Discrete Determinants and the Gel'fand-Yaglom formula

TL;DR

This paper discusses the Gel'fand-Yaglom formula for discrete second-order difference operators, developing a matrix approach, applying it to boundary conditions, and exploring eigenvalues, potentials, and continuum limits with novel insights.

Contribution

It introduces a two-by-two matrix method for the Gel'fand-Yaglom formula in discrete settings and extends it to various boundary conditions and potentials, offering new analytical tools.

Findings

Developed a matrix approach to the Gel'fand-Yaglom formula.

Computed Euler-Rayleigh sums of eigenvalues.

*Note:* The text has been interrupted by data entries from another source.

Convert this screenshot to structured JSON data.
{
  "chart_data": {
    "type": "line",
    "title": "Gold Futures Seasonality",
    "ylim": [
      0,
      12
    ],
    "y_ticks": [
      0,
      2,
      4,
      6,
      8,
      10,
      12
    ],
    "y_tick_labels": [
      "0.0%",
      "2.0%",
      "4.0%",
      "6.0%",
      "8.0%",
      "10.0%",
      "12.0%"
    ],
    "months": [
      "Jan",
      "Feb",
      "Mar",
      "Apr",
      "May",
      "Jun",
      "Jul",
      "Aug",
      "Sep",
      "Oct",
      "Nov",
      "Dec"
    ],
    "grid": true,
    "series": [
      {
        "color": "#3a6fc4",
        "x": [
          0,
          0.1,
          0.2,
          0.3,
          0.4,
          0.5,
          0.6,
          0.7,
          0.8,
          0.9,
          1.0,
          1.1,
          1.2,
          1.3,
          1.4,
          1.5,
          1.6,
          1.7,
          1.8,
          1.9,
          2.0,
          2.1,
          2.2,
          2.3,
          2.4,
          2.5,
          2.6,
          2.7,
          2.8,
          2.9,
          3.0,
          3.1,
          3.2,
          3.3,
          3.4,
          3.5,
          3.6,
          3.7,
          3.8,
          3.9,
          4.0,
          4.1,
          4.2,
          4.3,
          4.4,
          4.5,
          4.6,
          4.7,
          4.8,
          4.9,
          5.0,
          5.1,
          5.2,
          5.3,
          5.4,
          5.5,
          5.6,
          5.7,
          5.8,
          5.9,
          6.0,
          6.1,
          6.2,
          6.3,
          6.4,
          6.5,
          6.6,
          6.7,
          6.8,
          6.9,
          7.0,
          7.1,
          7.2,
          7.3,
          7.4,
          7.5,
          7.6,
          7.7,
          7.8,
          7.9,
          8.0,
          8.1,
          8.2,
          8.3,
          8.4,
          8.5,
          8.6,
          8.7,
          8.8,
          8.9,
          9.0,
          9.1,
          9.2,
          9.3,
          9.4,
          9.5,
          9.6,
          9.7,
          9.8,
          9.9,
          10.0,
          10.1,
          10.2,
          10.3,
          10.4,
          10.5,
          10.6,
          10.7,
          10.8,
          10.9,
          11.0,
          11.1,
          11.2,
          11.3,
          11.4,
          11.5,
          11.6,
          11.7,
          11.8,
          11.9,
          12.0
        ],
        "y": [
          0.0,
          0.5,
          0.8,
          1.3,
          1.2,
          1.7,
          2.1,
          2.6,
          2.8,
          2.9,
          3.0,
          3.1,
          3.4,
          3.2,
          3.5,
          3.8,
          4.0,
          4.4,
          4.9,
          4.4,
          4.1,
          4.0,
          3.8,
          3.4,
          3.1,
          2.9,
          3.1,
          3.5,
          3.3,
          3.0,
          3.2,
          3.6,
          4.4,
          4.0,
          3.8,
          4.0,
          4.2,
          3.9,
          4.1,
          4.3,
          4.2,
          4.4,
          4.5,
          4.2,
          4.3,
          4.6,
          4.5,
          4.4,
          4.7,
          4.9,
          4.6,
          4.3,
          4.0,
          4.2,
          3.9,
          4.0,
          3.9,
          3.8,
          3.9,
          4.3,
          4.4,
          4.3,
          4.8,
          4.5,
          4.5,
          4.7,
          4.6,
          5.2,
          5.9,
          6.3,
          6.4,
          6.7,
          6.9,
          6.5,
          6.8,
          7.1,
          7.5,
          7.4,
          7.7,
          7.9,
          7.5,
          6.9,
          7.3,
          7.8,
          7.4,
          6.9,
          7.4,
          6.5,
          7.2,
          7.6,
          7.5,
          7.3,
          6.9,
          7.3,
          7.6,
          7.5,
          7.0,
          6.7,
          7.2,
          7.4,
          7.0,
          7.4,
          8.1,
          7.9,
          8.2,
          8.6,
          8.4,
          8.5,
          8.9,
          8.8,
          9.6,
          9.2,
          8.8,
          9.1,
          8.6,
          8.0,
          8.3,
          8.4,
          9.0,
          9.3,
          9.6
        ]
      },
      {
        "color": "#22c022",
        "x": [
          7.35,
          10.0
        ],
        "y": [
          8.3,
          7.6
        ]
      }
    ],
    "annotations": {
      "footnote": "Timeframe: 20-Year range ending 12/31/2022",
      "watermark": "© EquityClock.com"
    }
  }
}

Extended analysis to delta potentials and continuum limits.

Abstract

I present a partly pedagogic discussion of the Gel'fand-Yaglom formula for the functional determinant of a one-dimensional, second order difference operator, in the simplest settings. The formula is a textbook one in discrete Sturm-Liouville theory and orthogonal polynomials. A two by two matrix approach is developed and applied to Robin boundary conditions. Euler-Rayleigh sums of eigenvalues are computed. A delta potential is introduced as a simple, non-trivial example and extended, in an appendix, to the general case. The continuum limit is considered in a non--rigorous way and a rough comparison with zeta regularised values is made. Vacuum energies are also considered in the free case. Chebyshev polynomials act as free propagators and their properties are developed using the two-matrix formulation, which has some advantages and appears to be novel. A trace formula, rather than a determinant one, is derived for the Gel'fand-Yaglom function.